"Abschöpfen von Insiderwissen" kostet 20 Milliarden Euro
Betriebsgeheimnisse werden gezielt ausspioniert, weil Unternehmen und Belegschaften nicht ausreichend über das Problem informiert seien, sagt Berthold Stoppelkamp, Geschäftsführer der Arbeitsgemeinschaft für die Sicherheit in der Wirtschaft.
Nana Brink: Kriminelle im Nadelstreifen sind im Visier der Fahnder: In den USA plauderte ein wichtiger Mitarbeiter eines Zulieferbetriebes des Computergiganten Apple die letzten Neuigkeiten aus - und jetzt hat er gestanden. Bekannt wurde dabei, dass der Mann sein Insiderwissen für teures Geld an Börsenspekulanten verkauft hat. Weitergedacht heißt das, Investoren könnten mit diesem Wissensvorsprung abschätzen, wie sich ein Unternehmen und dessen Kurs an der Börse entwickeln, kurz gesagt, Millionengewinne könnten so auf illegale Weise gemacht werden. Was in den USA möglich ist, wird wohl an den deutschen Grenzen nicht Halt machen, und am Telefon ist jetzt Berthold Stoppelkamp, Geschäftsführer der Arbeitsgemeinschaft für die Sicherheit in der Wirtschaft. Guten Morgen, Herr Stoppelkamp!

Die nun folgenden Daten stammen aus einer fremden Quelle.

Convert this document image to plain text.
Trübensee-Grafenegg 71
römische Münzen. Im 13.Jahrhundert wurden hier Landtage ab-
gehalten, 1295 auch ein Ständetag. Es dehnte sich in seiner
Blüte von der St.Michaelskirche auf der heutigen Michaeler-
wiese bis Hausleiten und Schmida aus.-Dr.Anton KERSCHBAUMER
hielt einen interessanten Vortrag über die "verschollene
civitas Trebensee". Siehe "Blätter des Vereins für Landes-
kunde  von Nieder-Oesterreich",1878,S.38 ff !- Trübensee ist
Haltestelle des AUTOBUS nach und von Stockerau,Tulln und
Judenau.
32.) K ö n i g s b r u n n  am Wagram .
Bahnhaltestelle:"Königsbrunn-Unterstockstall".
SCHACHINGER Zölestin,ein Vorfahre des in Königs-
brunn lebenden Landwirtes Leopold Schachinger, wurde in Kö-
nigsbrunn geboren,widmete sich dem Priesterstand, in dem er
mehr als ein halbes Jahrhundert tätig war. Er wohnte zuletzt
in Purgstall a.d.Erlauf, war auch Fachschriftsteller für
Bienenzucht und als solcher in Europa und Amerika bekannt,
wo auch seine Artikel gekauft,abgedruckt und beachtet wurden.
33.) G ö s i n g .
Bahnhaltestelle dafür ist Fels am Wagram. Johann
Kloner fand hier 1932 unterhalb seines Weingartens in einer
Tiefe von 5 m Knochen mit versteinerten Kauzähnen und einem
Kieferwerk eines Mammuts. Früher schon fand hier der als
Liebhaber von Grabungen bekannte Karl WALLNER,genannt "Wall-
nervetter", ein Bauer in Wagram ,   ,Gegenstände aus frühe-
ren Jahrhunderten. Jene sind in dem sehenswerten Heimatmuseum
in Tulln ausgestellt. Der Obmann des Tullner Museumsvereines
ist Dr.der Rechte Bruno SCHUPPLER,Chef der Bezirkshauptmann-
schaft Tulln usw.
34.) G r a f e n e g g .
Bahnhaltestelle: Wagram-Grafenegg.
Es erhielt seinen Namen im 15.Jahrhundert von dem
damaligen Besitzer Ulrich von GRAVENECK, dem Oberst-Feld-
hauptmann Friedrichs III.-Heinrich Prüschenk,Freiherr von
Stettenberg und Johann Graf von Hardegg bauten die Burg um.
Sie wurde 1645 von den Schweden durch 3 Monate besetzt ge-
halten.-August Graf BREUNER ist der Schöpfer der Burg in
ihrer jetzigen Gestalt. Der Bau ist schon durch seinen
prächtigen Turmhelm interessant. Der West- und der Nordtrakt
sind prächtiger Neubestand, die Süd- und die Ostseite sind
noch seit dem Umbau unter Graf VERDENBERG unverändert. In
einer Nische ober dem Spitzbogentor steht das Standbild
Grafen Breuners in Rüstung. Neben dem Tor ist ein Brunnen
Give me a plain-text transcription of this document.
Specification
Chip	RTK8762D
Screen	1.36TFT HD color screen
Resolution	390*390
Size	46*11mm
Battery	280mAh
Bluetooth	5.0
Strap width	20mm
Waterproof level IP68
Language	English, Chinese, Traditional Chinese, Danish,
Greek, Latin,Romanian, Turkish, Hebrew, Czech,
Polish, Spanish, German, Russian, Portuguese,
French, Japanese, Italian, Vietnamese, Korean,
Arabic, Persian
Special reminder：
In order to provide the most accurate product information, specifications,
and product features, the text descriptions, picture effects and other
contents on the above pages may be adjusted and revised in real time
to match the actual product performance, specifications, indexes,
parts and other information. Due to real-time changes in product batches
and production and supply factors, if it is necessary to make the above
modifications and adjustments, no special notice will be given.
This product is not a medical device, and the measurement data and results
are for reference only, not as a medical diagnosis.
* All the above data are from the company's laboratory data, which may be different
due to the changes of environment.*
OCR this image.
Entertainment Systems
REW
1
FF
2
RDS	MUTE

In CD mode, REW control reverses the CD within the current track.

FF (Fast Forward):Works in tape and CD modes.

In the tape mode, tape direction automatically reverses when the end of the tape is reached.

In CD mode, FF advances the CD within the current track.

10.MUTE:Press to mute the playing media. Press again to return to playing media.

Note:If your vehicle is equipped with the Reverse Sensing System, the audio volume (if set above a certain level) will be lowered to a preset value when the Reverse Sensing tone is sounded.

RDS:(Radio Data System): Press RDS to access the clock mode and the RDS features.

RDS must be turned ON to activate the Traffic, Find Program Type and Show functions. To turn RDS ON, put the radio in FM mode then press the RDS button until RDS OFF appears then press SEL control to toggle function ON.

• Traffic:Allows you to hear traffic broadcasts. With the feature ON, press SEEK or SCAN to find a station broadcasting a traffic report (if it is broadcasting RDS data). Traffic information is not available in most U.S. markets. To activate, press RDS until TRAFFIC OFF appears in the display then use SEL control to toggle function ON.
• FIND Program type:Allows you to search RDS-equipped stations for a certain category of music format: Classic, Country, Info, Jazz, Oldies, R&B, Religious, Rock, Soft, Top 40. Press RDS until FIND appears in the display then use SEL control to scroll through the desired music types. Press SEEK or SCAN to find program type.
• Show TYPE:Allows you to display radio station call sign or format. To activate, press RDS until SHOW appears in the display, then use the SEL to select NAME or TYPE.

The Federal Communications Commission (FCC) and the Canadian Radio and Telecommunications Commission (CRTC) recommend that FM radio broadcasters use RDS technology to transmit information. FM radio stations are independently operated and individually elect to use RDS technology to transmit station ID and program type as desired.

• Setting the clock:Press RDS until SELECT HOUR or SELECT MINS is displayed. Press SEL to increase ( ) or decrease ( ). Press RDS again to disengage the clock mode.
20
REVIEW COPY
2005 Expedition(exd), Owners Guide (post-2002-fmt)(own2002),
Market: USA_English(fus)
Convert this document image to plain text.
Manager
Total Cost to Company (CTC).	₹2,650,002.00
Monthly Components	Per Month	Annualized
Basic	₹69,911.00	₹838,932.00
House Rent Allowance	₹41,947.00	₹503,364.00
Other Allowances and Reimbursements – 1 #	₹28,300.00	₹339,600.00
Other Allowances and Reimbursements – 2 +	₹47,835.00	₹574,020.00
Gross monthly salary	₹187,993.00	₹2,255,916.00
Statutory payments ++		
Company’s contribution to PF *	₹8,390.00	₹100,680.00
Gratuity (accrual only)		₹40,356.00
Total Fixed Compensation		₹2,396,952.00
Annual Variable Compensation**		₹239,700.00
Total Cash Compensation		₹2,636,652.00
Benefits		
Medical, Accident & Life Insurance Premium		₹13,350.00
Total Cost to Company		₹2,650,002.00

Berthold Stoppelkamp: Schönen guten Morgen!
Brink: Nehmen wir das Beispiel USA, das ich eingangs erwähnte: Wie stark ist denn die deutsche Wirtschaft von Spionage betroffen?
Stoppelkamp: Die deutsche Wirtschaft ist leider auch in erheblichem Umfang durch Spionage betroffen. Nach wissenschaftlichen Erhebungen ist der Schaden für die deutsche Volkswirtschaft durch ungewollten Know-how-Abfluss auf mindestens 20 Milliarden Euro jährlich zu beziffern.
Brink: Haben Sie konkrete Beispiele?
Stoppelkamp:Beispiele kann man einerseits nennen das Abschöpfen von Insiderwissen durch sogenanntes Social Engineering, das heißt Ansprechen von Wissensträgern mit der festen Absicht, an Betriebsgeheimnisse zu kommen, ohne dass die Leute merken, dass sie ausspioniert werden. Besonders betroffen sind Forschungssektoren im Umweltbereich, wo es derzeit darum geht, im Umwelttechnologiebereich besonders führend zu werden, insbesondere bei den Elektroantrieben und bei der Speicherkapazität von Batterien. Diese dort agierenden Know-how-Träger sind besonders gefährdet, und die müssen sich besonders schützen.
Brink: Das heißt, lässt sich jemand einstellen in einem Betrieb mit der konkreten Absicht, dann sozusagen Spionage auszuüben, oder ist das jemand, der schon im Betrieb ist?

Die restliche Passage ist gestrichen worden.